I just spread your mom's ashes with my new girlfriend. I wouldve waited for you to fly home but she was uncomfortable in the house with her remains there. I'll mail you the urn since u handpainted it.
YOU HAVE A GIRLFRIEND ALREADY!?! WTF WE JUST HAD HER FUNERAL 3 WEEKS AGO!!!!!!!!!!!!
i was more sad about losing him as neighbor on fishville than as a boyfriend
I am a mess. Weirdest thing: I woke up with a hammer under my pillow. No idea why.
he just sent me a pic of him naked with a bucket of margarita mix hanging off his dick
If you see my mugshot on the news tomorrow, its not what you think
Be proud. All I did last night was roll around in my nun costume selling drugs. I love Halloween.
Is it bad that I feel proud to be the first one to puke in the apartment? And I did it in style?
You straight up painted the counter with steak, tequila and beer. You owe me a knew toothbrush.
By this time next year I expect us to have full time jobs that we can call out of so we can day drink on beautiful days like this. Oh, and grill.
Some guy I've never met before just came outside and started rolling a blunt on our fence and passed it around to all six of us. At eight in the morning. Today's gonna be weird.
I found your dog. Now we are bros, so he is staying. Don't call, don't make it weird.
Dad danced with a girl half his age and her boyfriend just sat at the bar and waited for dad to be done. I bought pity nachos.

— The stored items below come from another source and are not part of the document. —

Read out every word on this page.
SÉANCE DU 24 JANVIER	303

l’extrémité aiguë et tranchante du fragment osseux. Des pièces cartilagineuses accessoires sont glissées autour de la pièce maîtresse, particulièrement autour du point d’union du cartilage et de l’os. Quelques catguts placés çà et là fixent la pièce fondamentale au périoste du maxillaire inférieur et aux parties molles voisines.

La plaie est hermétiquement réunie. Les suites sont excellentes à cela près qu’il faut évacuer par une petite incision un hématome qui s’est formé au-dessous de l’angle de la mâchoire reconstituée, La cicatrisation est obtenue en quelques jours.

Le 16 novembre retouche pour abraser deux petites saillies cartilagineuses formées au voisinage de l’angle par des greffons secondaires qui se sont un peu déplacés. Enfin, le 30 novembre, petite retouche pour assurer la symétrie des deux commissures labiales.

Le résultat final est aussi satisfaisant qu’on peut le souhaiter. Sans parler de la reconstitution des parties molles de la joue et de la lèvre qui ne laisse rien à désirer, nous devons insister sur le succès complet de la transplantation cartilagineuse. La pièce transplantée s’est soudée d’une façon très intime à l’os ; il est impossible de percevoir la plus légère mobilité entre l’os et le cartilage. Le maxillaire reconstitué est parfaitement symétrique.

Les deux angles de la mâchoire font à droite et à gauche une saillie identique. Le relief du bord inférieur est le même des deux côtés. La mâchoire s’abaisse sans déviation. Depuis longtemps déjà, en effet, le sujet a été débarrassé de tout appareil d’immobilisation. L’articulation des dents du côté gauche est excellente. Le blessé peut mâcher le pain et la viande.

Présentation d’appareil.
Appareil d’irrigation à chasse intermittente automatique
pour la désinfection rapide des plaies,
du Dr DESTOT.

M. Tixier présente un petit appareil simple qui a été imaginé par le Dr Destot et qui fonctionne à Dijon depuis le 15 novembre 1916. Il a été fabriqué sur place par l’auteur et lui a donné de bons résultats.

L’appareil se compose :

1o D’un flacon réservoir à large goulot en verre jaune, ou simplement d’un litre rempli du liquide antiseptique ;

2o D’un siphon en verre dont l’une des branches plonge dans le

As long as you keep bringing fries home, i'll keep being naked when you get home
She sent me a video of herself sitting in the car stone faced listening to the Titanic song on silence. She won't answer my texts.
I've had more sex since the twins moved in than I'd had in the previous four years. They are the best wingman ever.
i don't know when underwear became an acceptable clothing choice for parties, but god help me i hope this isn't a passing trend.